KVSH Racing’s Sebastien Bourdais at the 2014 Indy 500.

KVSH Racing’s Sebastien Bourdais at the 2014 Indy 500.

Last Sunday marked the 98th running of the Indy 500, an event billed as the “greatest spectacle in racing.”  One can only truly experience the magnificence of this historical event if lucky enough to be present at Indianapolis Motor Speedway (IMS) during Memorial Day weekend.


Close to 300,000 people attend the race, which began in 1911 on a track of 3.2 million bricks.  A yard-wide strip of these bricks still remain across the width of the asphalt track.  It has become customary for the winning driver to kiss the “yard of bricks” after the race.


Ryan Hunter-Reay got to kiss those bricks last week as he became the 2014 Indy 500 champion, winning in dramatic fashion, holding off three-time Indy 500 winner Helio Castroneves by .0600 of a second, one of the closest margins of victory in IndyCar history.
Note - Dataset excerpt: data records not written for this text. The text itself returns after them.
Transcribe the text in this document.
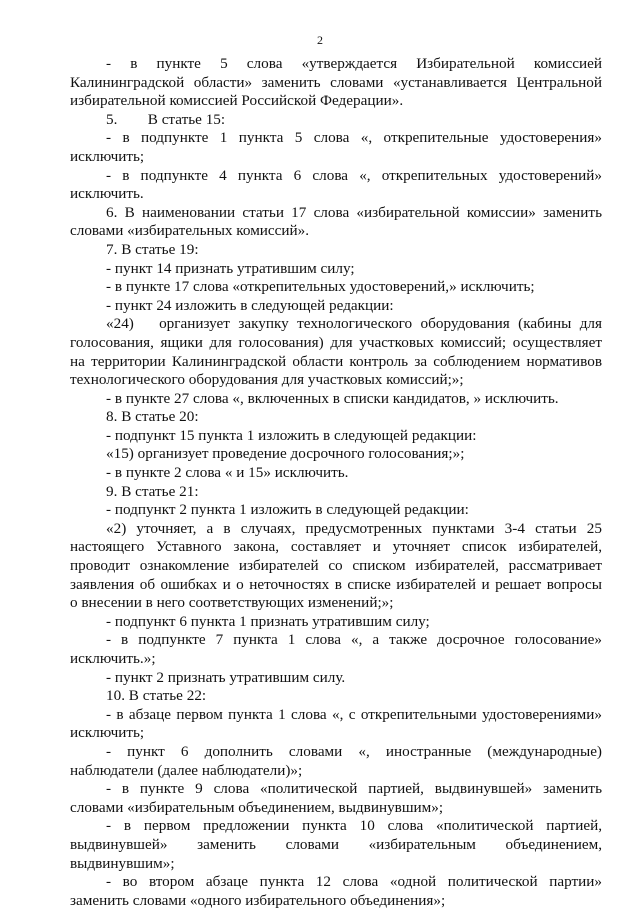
2

- в пункте 5 слова «утверждается Избирательной комиссией

Калининградской области» заменить словами «устанавливается Центральной

избирательной комиссией Российской Федерации».

5.        В статье 15:

- в подпункте 1 пункта 5 слова «, открепительные удостоверения»

исключить;

- в подпункте 4 пункта 6 слова «, открепительных удостоверений»

исключить.

6. В наименовании статьи 17 слова «избирательной комиссии» заменить

словами «избирательных комиссий».

7. В статье 19:

- пункт 14 признать утратившим силу;

- в пункте 17 слова «открепительных удостоверений,» исключить;

- пункт 24 изложить в следующей редакции:

«24)   организует закупку технологического оборудования (кабины для

голосования, ящики для голосования) для участковых комиссий; осуществляет

на территории Калининградской области контроль за соблюдением нормативов

технологического оборудования для участковых комиссий;»;

- в пункте 27 слова «, включенных в списки кандидатов, » исключить.

8. В статье 20:

- подпункт 15 пункта 1 изложить в следующей редакции:

«15) организует проведение досрочного голосования;»;

- в пункте 2 слова « и 15» исключить.

9. В статье 21:

- подпункт 2 пункта 1 изложить в следующей редакции:

«2) уточняет, а в случаях, предусмотренных пунктами 3-4 статьи 25

настоящего Уставного закона, составляет и уточняет список избирателей,

проводит ознакомление избирателей со списком избирателей, рассматривает

заявления об ошибках и о неточностях в списке избирателей и решает вопросы

о внесении в него соответствующих изменений;»;

- подпункт 6 пункта 1 признать утратившим силу;

- в подпункте 7 пункта 1 слова «, а также досрочное голосование»

исключить.»;

- пункт 2 признать утратившим силу.

10. В статье 22:

- в абзаце первом пункта 1 слова «, с открепительными удостоверениями»

исключить;

- пункт 6 дополнить словами «, иностранные (международные)

наблюдатели (далее наблюдатели)»;

- в пункте 9 слова «политической партией, выдвинувшей» заменить

словами «избирательным объединением, выдвинувшим»;

- в первом предложении пункта 10 слова «политической партией,

выдвинувшей» заменить словами «избирательным объединением,

выдвинувшим»;

- во втором абзаце пункта 12 слова «одной политической партии»

заменить словами «одного избирательного объединения»;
As exciting as the race was, IndyCar Series, the premier level of American open wheel racing, is struggling to capture viewers.  The Series saw its viewership drop 22 percent last year for 19 race telecasts across ABC and NBCSN, compared with 15 telecasts in the prior season, averaging 953,000 viewers, down from 1.2 million viewers in 2012.   Much of the downturn has been a result of the infighting between IndyCar Series and Champ Car World Series (formerly CART).  The two finally merged in 2008, but left a trail of discontented fans fueled by top drivers leaving the series for Formula One and NASCAR.


There is some good news.  Ratings are up, a little.  This year’s Indy 500 scored a TV rating of 4.0, compared with a 3.7 score in 2013.  The added races in 2013 also led to increased total reach for the race series. Still, attracting eyeballs and fans in the seats continue to be a challenge for IndyCar organizers.  Industry insiders, however, are positive about IndyCar’s future, saying the series is “rising,” and that they are confident it will make its way back to the glory days of the 70s, 80s and 90s.
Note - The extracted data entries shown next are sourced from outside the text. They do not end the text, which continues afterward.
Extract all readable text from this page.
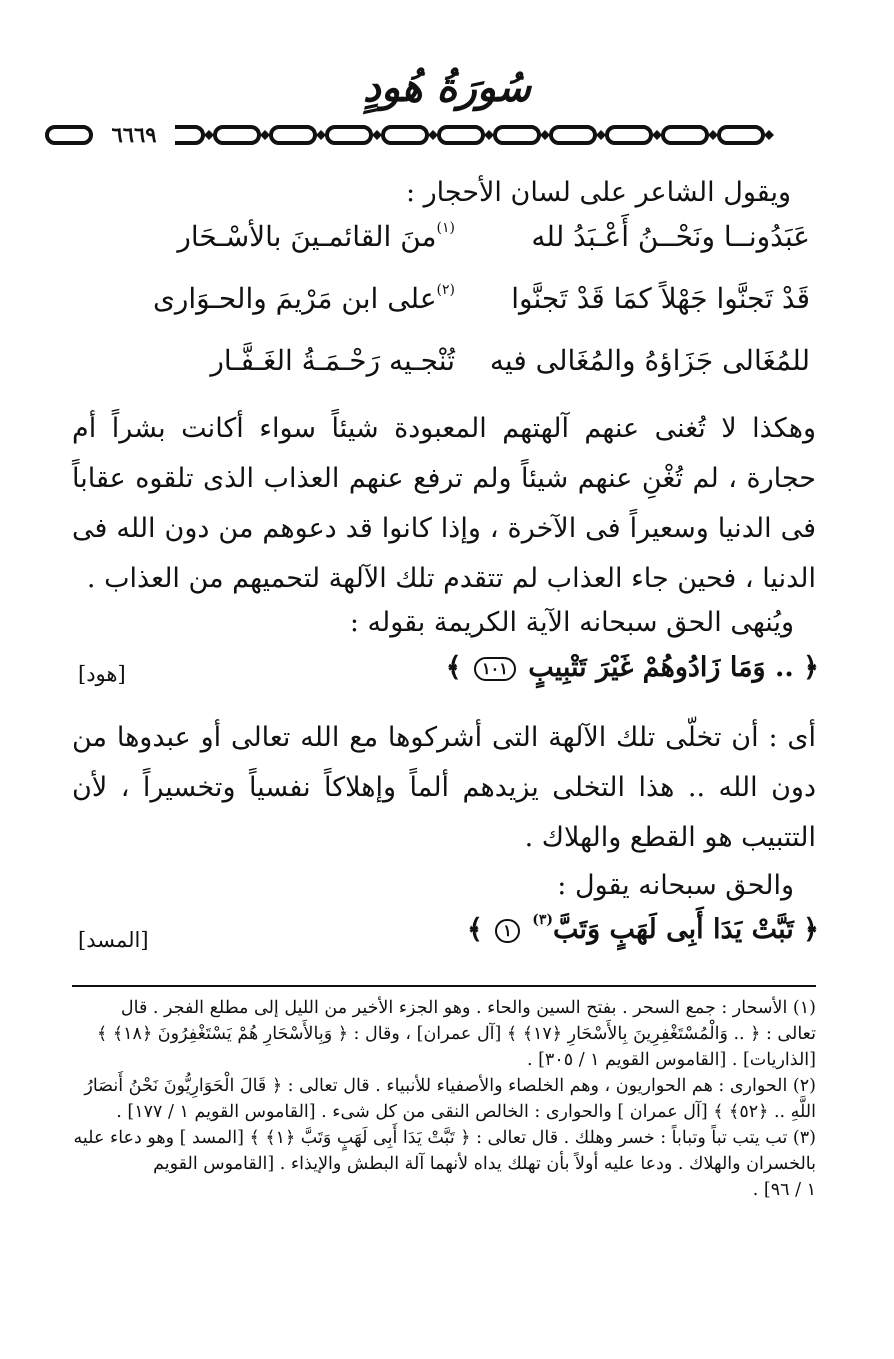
سُورَةُ هُودٍ
٦٦٦٩
ويقول الشاعر على لسان الأحجار :
عَبَدُونــا ونَحْــنُ أَعْـبَدُ لله
$^{(١)}$منَ القائمـينَ بالأسْـحَار
قَدْ تَجنَّوا جَهْلاً كمَا قَدْ تَجنَّوا
$^{(٢)}$على ابن مَرْيمَ والحـوَارى
للمُغَالى جَزَاؤهُ والمُغَالى فيه
تُنْجـيه رَحْـمَـةُ الغَـفَّـار
وهكذا لا تُغنى عنهم آلهتهم المعبودة شيئاً سواء أكانت بشراً أم حجارة ، لم تُغْنِ عنهم شيئاً ولم ترفع عنهم العذاب الذى تلقوه عقاباً فى الدنيا وسعيراً فى الآخرة ، وإذا كانوا قد دعوهم من دون الله فى الدنيا ، فحين جاء العذاب لم تتقدم تلك الآلهة لتحميهم من العذاب .
ويُنهى الحق سبحانه الآية الكريمة بقوله :
﴿ .. وَمَا زَادُوهُمْ غَيْرَ تَتْبِيبٍ ١٠١ ﴾
[هود]
أى : أن تخلّى تلك الآلهة التى أشركوها مع الله تعالى أو عبدوها من دون الله .. هذا التخلى يزيدهم ألماً وإهلاكاً نفسياً وتخسيراً ، لأن التتبيب هو القطع والهلاك .
والحق سبحانه يقول :
﴿ تَبَّتْ يَدَا أَبِى لَهَبٍ وَتَبَّ$^{(٣)}$ ١ ﴾
[المسد]
(١) الأسحار : جمع السحر . بفتح السين والحاء . وهو الجزء الأخير من الليل إلى مطلع الفجر . قال
تعالى : ﴿ .. وَالْمُسْتَغْفِرِينَ بِالأَسْحَارِ ﴿١٧﴾ ﴾ [آل عمران] ، وقال : ﴿ وَبِالأَسْحَارِ هُمْ يَسْتَغْفِرُونَ ﴿١٨﴾ ﴾
[الذاريات] . [القاموس القويم ١ / ٣٠٥] .
(٢) الحوارى : هم الحواريون ، وهم الخلصاء والأصفياء للأنبياء . قال تعالى : ﴿ قَالَ الْحَوَارِيُّونَ نَحْنُ أَنصَارُ
اللَّهِ .. ﴿٥٢﴾ ﴾ [آل عمران ] والحوارى : الخالص النقى من كل شىء . [القاموس القويم ١ / ١٧٧] .
(٣) تب يتب تباً وتباباً : خسر وهلك . قال تعالى : ﴿ تَبَّتْ يَدَا أَبِى لَهَبٍ وَتَبَّ ﴿١﴾ ﴾ [المسد ] وهو دعاء عليه
بالخسران والهلاك . ودعا عليه أولاً بأن تهلك يداه لأنهما آلة البطش والإيذاء . [القاموس القويم
١ / ٩٦] .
Ditto says our client, who already is seeing enormous return on investment as IndyCar attracts an affluent, well-educated consumer with greater discretionary income.  In fact, on-site marketing at races has not only generated wider brand awareness, but also is increasing sales.


Hunter-Reay’s win is a good start for IndyCar on the road back to prominence.  He’s the first American to win the Indy 500 in almost a decade, being quoted after the race promoting the series saying, “This (race) is American history. It’s where drivers are made.”


While this may be a recipe for success, it’s unclear if Hunter-Reay was solely responsible for the higher ratings.  Media reports say race fans were watching NASCAR driver Kurt Busch compete in both the Indy 500 and Coca-Cola 600, attempting to drive 1,100 miles in a single day in two different states.  Busch finished sixth in the Indy 500 and withdrew from the Coca-Cola 600 due to a blown engine.


It’s really about the drama that gets people interested.  Look what Tiger Woods did for golf.  Without him in the field, golf tournaments just don’t have the same cache when he plays.  Good, bad or indifferent, more people are watching Tiger.


IndyCar also can learn a thing or two from NASCAR’s playbook, such as extending the race season (which it did in 2013) and adding more drivers.  A side-by-side comparison between IndyCar and NASCAR shows stark differences, everything from more prize money to more races and drivers.


While adding U.S. drivers to the IndyCar Series may help spur fan interest, it’s hard to deny the talented array of race pros that hail from other countries, including Sebastien Bourdais of France.


Contrary to some public opinion, IndyCar is as American as apple pie.  A tour of the Indianapolis Motor Speedway Hall of Fame Museum is evidence of the racetrack’s impact on racing history, right here in the United States, a theme that may help carry the IndyCar Series back to national prominence.  In the interim, it may not be a bad idea to raise the drama level between drivers – because everyone loves a great race story.